Connection refused with python sockets

So I am trying to make a server program that will call the client program. The server client work fine if I call them myself from the command line but the connection is refused when the server calls it. Why is this not working?

This is the server code:

import socket,os

s = socket.socket(socket.AF_UNIX, socket.SOCK_STREAM)
try:
    os.remove("/tmp/SocketTest")
except OSError:
    pass
s.bind("/tmp/SocketTest")
os.system("python compute.py")#compute is the client
#execfile('compute.py')
s.listen(1)
conn, addr = s.accept()
while 1:
    data = conn.recv(1024)
    if not data: break
    conn.send(data)
conn.close()

This is the client code:

import socket

s = socket.socket(socket.AF_UNIX, socket.SOCK_STREAM)
s.connect("/tmp/SocketTest")
s.send('Hello, world \n')
s.send('its a mighty fine day')
data = s.recv(1024)
s.close()
print 'Received', repr(data)

Upvotes: 1

Views: 1793

Answers (2)

Savir
Savir

Reputation: 18418

I think the error is that you're calling compute.py before calling listen.

os.system will block your server until the call to python compute.py is completed.

Try subprocess.Popen to spawn the call to compute.py in parallel to your server in a non blocking manner.

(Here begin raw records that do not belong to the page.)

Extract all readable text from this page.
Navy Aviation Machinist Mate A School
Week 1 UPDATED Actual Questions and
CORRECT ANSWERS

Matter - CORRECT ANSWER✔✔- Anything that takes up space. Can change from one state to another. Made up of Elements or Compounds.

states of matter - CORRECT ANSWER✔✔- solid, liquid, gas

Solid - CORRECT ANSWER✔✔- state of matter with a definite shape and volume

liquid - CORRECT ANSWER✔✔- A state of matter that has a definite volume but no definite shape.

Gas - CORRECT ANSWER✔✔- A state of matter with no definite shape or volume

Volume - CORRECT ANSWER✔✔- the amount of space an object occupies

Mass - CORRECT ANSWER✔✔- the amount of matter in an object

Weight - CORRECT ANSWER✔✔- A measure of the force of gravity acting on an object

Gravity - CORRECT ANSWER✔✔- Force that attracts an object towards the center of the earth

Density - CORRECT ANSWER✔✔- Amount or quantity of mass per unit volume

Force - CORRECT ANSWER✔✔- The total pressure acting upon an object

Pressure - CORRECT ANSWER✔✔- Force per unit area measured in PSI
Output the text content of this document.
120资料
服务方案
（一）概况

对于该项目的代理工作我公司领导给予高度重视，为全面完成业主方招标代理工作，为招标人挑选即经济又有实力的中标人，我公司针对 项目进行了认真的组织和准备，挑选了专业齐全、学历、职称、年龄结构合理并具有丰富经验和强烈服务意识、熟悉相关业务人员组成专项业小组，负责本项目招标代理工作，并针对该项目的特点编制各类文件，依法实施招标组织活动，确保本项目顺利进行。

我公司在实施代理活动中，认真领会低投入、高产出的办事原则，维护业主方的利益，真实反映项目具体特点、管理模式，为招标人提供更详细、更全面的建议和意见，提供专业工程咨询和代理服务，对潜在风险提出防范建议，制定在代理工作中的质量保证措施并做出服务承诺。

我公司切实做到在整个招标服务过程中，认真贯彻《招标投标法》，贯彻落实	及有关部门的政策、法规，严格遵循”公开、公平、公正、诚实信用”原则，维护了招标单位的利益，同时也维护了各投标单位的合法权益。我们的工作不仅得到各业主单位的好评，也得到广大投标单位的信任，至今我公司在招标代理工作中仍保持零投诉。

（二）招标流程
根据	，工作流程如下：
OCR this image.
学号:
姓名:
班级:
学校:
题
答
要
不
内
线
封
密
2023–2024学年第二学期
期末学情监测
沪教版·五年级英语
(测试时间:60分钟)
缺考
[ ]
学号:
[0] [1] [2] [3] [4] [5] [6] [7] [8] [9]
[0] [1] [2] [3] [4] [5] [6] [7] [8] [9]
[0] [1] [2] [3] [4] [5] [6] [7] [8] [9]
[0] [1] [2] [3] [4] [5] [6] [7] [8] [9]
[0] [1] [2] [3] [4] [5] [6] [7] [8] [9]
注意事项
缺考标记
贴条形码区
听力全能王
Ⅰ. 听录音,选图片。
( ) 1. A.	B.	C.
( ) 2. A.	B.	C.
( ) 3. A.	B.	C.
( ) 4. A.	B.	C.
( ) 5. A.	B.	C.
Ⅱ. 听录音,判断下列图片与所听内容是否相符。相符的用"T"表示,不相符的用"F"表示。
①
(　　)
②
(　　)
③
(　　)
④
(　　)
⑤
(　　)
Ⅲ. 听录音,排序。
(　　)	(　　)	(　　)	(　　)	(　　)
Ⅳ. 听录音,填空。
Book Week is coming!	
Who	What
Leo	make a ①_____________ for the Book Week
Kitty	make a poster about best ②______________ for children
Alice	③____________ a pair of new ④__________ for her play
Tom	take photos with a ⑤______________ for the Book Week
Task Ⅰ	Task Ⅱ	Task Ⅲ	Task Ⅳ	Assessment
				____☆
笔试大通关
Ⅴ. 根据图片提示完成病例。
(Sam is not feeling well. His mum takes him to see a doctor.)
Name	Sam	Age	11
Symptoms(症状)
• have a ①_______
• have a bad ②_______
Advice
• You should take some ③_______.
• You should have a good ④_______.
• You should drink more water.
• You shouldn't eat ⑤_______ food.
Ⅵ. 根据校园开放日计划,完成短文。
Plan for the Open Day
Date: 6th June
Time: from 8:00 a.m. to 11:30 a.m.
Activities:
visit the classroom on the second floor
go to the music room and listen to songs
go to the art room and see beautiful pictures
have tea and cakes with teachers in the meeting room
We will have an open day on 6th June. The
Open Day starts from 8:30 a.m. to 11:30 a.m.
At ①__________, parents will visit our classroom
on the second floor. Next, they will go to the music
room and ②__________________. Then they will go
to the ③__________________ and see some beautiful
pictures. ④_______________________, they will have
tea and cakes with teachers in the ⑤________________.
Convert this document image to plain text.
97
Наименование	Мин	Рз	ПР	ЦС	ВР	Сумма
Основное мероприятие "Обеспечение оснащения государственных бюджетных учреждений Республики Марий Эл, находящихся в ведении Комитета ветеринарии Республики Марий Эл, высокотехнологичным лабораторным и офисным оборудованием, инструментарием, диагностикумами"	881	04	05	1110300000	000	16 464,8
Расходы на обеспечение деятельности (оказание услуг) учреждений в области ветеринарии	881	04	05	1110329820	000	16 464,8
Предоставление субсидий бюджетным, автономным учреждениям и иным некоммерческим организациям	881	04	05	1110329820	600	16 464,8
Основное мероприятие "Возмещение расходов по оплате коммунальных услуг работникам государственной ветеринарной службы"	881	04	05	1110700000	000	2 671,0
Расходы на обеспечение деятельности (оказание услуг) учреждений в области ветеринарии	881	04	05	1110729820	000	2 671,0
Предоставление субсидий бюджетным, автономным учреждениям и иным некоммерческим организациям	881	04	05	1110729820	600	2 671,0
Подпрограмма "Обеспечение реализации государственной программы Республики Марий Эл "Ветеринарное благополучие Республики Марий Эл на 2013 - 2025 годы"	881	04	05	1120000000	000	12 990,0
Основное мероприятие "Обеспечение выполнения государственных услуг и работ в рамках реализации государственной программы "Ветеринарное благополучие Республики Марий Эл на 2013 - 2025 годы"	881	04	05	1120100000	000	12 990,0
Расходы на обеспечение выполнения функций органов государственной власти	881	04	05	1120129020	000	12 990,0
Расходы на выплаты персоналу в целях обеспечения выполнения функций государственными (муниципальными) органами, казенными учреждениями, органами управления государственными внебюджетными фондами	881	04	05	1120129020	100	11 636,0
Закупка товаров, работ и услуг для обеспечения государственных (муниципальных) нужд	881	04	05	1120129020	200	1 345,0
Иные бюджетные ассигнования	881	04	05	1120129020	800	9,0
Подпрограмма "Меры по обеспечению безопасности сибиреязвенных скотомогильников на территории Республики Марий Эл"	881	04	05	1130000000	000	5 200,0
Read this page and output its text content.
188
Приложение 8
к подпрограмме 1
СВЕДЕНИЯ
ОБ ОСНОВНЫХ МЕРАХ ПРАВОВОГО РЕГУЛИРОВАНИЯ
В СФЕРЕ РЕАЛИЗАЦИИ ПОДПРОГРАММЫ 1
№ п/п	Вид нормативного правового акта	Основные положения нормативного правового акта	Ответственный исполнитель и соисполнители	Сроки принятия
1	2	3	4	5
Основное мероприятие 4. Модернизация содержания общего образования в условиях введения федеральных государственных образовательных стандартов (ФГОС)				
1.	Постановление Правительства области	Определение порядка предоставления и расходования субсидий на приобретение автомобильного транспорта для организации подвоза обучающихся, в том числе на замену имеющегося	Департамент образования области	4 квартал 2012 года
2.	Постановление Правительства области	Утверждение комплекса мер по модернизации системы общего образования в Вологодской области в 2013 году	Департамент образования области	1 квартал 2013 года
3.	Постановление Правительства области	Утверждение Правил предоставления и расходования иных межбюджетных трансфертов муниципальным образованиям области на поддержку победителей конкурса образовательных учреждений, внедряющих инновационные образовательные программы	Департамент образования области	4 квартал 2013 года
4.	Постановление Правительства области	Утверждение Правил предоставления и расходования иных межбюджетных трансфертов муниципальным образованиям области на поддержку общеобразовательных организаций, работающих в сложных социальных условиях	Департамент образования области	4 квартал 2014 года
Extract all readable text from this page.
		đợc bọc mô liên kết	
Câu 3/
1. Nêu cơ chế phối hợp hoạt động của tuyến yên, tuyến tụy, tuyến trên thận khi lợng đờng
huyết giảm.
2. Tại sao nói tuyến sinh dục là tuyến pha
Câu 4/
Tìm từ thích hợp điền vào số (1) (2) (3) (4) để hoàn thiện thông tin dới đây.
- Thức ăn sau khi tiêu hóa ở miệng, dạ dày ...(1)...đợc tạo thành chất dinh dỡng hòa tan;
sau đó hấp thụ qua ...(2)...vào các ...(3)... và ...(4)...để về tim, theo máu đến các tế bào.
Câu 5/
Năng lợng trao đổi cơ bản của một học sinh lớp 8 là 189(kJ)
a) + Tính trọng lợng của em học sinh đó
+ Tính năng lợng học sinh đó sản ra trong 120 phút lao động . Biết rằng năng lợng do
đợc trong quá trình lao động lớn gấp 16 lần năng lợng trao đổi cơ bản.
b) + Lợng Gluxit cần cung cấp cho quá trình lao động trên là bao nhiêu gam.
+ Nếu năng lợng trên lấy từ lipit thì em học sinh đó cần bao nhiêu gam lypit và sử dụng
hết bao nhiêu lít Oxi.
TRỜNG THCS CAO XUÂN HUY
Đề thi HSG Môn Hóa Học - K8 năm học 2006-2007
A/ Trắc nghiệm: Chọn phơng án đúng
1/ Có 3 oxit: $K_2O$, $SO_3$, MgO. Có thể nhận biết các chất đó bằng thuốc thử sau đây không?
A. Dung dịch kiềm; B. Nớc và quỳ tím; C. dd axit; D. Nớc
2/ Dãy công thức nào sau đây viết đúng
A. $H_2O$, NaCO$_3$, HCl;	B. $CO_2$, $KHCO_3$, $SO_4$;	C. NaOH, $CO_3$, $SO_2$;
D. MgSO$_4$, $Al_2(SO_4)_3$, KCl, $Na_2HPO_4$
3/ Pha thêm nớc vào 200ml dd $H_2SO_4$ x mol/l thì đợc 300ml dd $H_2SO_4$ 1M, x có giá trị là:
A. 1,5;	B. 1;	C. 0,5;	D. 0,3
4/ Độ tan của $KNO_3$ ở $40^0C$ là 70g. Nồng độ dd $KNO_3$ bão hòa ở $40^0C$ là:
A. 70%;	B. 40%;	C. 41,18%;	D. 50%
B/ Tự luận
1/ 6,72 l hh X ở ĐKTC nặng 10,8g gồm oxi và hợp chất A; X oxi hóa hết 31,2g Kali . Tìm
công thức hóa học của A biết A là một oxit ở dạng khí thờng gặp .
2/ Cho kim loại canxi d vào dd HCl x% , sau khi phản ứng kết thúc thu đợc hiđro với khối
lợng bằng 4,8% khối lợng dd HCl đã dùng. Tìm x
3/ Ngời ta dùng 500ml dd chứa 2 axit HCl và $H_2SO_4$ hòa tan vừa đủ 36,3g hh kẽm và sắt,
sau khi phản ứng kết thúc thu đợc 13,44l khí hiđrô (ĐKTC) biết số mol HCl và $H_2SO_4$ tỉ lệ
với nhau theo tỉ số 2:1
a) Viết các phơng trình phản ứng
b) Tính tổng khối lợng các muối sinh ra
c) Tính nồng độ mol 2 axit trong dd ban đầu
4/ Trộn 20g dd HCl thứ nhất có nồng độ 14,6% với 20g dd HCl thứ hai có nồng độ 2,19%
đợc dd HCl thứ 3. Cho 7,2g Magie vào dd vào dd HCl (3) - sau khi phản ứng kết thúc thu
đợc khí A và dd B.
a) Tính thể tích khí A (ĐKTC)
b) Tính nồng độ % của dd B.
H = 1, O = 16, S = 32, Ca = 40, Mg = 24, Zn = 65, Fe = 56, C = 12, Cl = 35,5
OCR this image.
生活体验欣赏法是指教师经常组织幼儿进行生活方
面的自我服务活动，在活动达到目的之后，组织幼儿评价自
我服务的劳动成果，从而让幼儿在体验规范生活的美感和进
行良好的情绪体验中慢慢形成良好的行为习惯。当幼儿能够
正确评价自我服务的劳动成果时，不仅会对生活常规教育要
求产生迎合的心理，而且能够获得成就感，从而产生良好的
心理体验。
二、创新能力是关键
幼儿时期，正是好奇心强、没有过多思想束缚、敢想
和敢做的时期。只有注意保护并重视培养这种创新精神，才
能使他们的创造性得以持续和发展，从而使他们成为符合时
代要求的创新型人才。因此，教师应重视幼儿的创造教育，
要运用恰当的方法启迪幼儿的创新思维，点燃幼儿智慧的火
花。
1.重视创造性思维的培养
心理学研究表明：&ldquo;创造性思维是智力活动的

Callingsubprocess.Popen will launch python compute.py in a new process, and will continue executing the next line conn, addr = s.accept() )

#!/usr/bin/env python

import socket
import os
import subprocess

s = socket.socket(socket.AF_UNIX, socket.SOCK_STREAM)
try:
    os.remove("/tmp/SocketTest")
except OSError:
    pass
s.bind("/tmp/SocketTest")
s.listen(1)
sp = subprocess.Popen(["/usr/bin/env", "python", "compute.py"])
conn, addr = s.accept()
while 1:
    data = conn.recv(1024)
    if not data:
        break
    conn.send(data)
conn.close()

That outputs:

Received 'Hello, world \nits a mighty fine day'

Upvotes: 0

icktoofay
icktoofay

Reputation: 128993

os.system will run the command you give it to completion, and you’re doing this before you call listen. As such, the client will try to connect to the server before it’s listening. Only once the client exits will the server move on past that line of code to actually start listening and accepting connections.

What you probably want to do is after the call to listen, but before the call to accept (which is when you start blocking), use subprocess.Popen to spawn a subprocess and do not wait on it.